Amgen notches another PhIII win for its PCSK9 blockbuster hopeful

Amgen's ($AMGN) promising PCSK9 candidate cleared another Phase III hurdle, this time in statin-intolerant patients, as the company piles up positive data with hopes of taking the lion's share of what could be a multibillion-dollar market.

In top-line results from a study on 307 high-cholesterol patients who can't take statins, Amgen's evolocumab met its co-primary endpoints of lowering baseline and mean LDL cholesterol rates over 12 weeks, the company said. Amgen is keeping specific results to itself for the time being, but the study, dubbed GAUSS-2, was consistent with an earlier Phase II trial in which evolocumab cut LDL cholesterol by up to 51% on its own and 63% when paired with Merck's ($MRK) Zetia, according to the company.

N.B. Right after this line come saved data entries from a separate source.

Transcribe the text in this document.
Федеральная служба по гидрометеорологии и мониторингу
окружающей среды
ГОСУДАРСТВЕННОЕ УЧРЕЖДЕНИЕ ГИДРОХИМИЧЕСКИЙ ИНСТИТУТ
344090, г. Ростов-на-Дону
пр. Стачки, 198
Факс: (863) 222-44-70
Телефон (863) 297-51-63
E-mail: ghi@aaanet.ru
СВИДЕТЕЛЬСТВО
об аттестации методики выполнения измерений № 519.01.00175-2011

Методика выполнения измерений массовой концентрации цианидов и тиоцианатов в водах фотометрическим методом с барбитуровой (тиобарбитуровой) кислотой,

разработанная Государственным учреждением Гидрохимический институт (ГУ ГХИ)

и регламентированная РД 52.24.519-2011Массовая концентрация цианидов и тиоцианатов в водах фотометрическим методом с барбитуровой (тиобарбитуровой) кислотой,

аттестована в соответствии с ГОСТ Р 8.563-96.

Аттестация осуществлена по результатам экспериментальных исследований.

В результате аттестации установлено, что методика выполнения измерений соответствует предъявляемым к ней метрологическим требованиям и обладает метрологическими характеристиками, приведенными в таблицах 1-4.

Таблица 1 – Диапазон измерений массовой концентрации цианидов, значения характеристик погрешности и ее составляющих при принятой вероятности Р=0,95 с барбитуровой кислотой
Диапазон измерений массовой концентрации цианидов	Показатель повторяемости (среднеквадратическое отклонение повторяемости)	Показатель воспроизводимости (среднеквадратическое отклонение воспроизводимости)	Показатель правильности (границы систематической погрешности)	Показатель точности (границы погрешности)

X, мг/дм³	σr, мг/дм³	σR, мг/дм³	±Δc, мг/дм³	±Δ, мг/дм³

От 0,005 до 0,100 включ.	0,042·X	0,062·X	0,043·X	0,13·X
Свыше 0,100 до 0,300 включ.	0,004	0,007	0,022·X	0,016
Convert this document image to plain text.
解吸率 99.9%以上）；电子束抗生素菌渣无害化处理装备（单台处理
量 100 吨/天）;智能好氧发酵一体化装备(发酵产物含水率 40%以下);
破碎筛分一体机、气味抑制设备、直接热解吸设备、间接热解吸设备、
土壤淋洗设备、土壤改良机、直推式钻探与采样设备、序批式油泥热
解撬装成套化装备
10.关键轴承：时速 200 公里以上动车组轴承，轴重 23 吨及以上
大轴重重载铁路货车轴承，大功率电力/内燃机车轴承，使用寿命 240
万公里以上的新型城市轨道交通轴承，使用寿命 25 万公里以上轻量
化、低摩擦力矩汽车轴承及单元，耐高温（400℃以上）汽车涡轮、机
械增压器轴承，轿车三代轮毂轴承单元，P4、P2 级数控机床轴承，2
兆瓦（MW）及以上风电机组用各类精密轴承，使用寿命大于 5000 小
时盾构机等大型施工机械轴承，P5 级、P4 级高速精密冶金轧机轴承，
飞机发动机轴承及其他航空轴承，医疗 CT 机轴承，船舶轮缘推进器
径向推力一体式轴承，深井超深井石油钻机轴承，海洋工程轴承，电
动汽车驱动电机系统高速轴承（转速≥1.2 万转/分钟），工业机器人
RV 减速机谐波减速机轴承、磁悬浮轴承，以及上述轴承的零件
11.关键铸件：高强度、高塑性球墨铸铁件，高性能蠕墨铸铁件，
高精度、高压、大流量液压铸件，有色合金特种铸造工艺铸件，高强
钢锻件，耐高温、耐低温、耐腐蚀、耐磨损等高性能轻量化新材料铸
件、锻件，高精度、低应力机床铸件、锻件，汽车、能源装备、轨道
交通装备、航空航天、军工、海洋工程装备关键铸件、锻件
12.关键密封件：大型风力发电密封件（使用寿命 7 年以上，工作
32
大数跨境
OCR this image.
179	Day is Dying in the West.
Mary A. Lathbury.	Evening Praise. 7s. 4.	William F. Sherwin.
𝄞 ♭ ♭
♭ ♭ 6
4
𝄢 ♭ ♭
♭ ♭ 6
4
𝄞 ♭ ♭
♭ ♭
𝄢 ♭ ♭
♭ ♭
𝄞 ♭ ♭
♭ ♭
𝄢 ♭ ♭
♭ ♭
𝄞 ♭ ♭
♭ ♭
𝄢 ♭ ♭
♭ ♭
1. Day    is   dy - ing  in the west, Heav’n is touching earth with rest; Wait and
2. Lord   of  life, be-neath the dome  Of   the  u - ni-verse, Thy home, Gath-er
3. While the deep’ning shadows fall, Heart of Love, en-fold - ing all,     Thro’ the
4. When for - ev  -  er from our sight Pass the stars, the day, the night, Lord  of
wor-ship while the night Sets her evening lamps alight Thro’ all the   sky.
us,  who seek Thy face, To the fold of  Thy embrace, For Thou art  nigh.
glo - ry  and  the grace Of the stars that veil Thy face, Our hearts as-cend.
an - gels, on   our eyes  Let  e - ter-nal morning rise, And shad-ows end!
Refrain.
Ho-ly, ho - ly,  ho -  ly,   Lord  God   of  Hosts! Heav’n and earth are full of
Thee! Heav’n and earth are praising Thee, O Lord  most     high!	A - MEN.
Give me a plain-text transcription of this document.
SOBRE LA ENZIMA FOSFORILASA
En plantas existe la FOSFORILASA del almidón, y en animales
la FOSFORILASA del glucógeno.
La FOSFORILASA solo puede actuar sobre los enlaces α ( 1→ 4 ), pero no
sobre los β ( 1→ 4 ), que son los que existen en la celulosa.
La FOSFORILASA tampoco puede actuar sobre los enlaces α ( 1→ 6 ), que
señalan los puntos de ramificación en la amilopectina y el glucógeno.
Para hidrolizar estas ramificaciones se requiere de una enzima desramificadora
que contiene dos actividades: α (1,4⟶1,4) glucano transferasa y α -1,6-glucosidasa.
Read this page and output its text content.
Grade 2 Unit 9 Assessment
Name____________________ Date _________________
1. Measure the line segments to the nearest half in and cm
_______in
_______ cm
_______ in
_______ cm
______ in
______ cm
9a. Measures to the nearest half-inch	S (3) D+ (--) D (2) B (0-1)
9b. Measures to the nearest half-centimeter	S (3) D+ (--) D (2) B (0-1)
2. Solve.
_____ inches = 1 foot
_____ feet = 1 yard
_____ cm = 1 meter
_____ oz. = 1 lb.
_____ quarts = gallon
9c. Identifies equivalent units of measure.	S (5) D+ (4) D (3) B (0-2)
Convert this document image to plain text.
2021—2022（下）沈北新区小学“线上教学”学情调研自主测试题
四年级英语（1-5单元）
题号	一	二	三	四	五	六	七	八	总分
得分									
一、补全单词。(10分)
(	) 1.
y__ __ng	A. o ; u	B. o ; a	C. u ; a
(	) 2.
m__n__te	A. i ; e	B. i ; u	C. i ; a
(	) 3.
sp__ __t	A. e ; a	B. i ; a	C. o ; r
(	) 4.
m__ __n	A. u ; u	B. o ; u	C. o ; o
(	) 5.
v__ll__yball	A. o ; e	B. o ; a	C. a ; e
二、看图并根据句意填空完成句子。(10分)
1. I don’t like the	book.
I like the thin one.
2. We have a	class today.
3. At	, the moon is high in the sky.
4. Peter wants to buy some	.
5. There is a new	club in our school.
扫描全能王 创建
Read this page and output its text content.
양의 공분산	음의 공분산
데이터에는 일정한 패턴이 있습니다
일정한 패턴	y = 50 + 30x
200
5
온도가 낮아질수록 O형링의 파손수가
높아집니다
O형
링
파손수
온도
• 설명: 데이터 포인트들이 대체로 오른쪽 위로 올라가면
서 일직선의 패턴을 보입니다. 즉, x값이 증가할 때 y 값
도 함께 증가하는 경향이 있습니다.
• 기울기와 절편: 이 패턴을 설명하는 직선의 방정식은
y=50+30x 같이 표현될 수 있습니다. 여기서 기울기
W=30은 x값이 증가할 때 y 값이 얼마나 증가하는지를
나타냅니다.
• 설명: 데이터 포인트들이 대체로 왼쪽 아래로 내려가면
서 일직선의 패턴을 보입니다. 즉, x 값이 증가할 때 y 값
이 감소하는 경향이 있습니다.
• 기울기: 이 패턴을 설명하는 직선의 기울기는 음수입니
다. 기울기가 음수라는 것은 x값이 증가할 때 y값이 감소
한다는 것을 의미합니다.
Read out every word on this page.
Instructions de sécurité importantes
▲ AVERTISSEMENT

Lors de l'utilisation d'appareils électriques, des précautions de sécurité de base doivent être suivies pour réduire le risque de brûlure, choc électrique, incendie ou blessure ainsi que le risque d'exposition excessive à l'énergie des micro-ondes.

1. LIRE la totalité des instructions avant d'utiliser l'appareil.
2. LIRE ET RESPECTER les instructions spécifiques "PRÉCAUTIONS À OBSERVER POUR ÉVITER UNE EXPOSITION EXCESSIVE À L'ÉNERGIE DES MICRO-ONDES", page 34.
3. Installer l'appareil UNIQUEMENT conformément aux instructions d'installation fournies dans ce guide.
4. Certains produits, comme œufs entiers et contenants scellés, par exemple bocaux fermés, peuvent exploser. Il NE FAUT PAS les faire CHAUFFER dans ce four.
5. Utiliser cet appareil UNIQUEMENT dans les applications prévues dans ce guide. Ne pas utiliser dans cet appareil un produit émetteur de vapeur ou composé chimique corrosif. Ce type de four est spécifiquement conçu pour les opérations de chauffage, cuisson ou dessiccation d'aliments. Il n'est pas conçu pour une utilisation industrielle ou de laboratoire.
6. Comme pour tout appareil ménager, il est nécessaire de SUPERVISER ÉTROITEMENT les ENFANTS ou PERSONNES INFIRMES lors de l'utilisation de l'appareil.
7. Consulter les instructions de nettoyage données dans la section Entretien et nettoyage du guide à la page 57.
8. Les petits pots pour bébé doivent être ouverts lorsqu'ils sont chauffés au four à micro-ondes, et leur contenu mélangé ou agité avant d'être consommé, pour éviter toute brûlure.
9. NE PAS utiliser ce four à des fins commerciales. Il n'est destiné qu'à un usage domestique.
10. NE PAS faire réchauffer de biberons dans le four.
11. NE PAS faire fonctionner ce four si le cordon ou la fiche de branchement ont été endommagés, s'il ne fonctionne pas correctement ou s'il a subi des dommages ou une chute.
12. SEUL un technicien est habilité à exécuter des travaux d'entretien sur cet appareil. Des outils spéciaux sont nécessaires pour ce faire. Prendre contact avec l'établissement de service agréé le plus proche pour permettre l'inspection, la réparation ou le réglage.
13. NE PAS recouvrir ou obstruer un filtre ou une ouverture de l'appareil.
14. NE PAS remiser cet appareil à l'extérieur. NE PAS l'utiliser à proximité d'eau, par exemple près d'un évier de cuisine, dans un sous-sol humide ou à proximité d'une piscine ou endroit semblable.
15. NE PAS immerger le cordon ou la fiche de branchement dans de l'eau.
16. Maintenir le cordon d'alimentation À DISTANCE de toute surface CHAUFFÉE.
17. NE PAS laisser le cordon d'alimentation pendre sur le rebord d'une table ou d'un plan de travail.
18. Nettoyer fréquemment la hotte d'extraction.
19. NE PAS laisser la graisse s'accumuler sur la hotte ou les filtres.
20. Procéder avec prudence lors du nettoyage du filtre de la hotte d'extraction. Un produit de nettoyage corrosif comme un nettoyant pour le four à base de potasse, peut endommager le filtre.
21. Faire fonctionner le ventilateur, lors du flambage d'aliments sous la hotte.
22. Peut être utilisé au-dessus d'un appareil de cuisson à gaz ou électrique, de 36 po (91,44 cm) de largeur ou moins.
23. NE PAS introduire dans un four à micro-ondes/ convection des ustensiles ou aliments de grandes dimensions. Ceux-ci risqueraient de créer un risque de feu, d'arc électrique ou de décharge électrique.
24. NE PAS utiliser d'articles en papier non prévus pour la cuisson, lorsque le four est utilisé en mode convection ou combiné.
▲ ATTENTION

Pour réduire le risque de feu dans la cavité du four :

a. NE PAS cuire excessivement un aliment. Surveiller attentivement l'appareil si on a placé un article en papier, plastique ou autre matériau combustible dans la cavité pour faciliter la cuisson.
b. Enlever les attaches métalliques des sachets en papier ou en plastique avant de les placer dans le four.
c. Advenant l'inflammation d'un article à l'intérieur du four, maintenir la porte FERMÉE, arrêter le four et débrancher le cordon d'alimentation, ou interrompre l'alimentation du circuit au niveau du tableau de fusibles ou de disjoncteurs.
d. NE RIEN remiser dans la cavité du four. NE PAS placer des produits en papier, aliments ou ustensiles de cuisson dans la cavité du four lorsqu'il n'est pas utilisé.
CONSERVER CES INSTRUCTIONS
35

Those numbers put Amgen right in line with Pfizer ($PFE), Sanofi ($SNY) and Regeneron ($REGN), its top competitors in the race to commercialize PCSK9-blocking drugs and cash in on a market analysts say could top out at $10 billion a year. GAUSS-2 is one of 13 pivotal studies Amgen is running in its far-reaching Phase III program for evolocumab, and the company is planning to enroll more than 28,000 patients with multiple types of high cholesterol.

Meanwhile, partners Sanofi and Regeneron are executing a 12-study effort of their own, and Pfizer is planning to spend big on a 22,000-patient outcomes program to demonstrate the long-term benefits of its RN316. At stake is the lead role in the expected-to-boom market for drugs that block PCSK9, a protein that hampers the liver's ability to get bad cholesterol out of blood.

But despite all the excitement over the promise of a new class of cardio drug, some market watchers worry that the uptake for PCSK9 therapies may not be so swift thanks to skeptical payers who prefer tried, true and cheap statins. The FDA accepts reductions in LDL cholesterol and blood pressure as surrogate endpoints for long-term cardiovascular benefit, but the powers that be in reimbursement may well hold out for data from time-consuming outcomes studies.

GAUSS-2 is the third Phase III readout for Amgen's drug, formerly known as AMG 145.